Another difficulty faced by many domestic workers is that there is no channel through which to obtain remedies if a client refuses to pay for work. Some keep postponing payments, by saying that they don’t have the money. Others refuse to pay, by saying that the provided service is not satisfactory. Nevertheless, the Ministry of Employment and Labour does not accept complaints for overdue wages from domestic workers, because they are not workers by law.
To make matters worse, big conglomerates armed with large amounts of capital and advanced technology, like smart phone apps, have competitively entered the domestic work service market to take advantage of these gaps in labour law. They develop platforms where domestic workers and clients can interact directly, without the need for intermediary agencies (apart from the platform itself). Their interest is to earn profit, so they prioritise hyper-productivity at the expense of fair working conditions for domestic workers. For example, the hourly wage is lower and service hours are shorter, while domestic workers still bear similarly heavy workloads.

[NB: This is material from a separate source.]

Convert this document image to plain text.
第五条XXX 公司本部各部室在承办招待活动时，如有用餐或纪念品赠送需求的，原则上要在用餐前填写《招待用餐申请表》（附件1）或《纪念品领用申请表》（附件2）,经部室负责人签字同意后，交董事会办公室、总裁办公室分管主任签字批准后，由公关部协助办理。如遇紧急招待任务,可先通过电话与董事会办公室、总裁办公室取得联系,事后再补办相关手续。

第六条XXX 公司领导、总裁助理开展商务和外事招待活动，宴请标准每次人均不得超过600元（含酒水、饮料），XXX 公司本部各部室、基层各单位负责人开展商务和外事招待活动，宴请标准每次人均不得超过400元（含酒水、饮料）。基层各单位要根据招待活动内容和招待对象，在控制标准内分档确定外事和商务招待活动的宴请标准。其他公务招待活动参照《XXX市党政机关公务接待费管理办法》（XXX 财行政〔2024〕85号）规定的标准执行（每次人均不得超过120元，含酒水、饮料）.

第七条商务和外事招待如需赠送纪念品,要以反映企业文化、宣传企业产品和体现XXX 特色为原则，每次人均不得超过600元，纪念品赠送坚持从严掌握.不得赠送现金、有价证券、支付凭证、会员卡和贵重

This further threatens the improvement of working conditions and decent job creation for domestic workers.
The relevant labour laws, including the Labour Standards Act, should be revised to guarantee labour rights and provide employment and occupational health and safety insurance protection for domestic workers.
The NHMC has been active in raising social awareness on domestic workers by carrying out different campaigns including the “Call Us House Managers” and “My Fair Home” campaigns. It has also promoted improving laws and institutions to protect the labour rights of domestic workers. As a result, in 2014, the Korean government promised to develop a policy to protect domestic workers, which has yet to materialise. However, we did not give up. We developed a bill to protect domestic workers’ human rights and labour rights for ourselves and sent the bill to a number of supportive lawmakers. Finally, in early February 2016, the draft bill “the Act on the Employment Improvement of Domestic Workers” was presented to the National Assembly (The Republic of Korea’s legislative body), but failed to pass by the end of the 19th National Assembly. The NHMC is preparing the legislation of the act again in the 20th National Assembly.
The Korean government should ratify the ILO Convention 189 – the Domestic Workers Convention – immediately. It should further develop effective policies guaranteeing the fundamental rights and improving the situations of domestic workers, who remain vulnerable in this insecure labour market.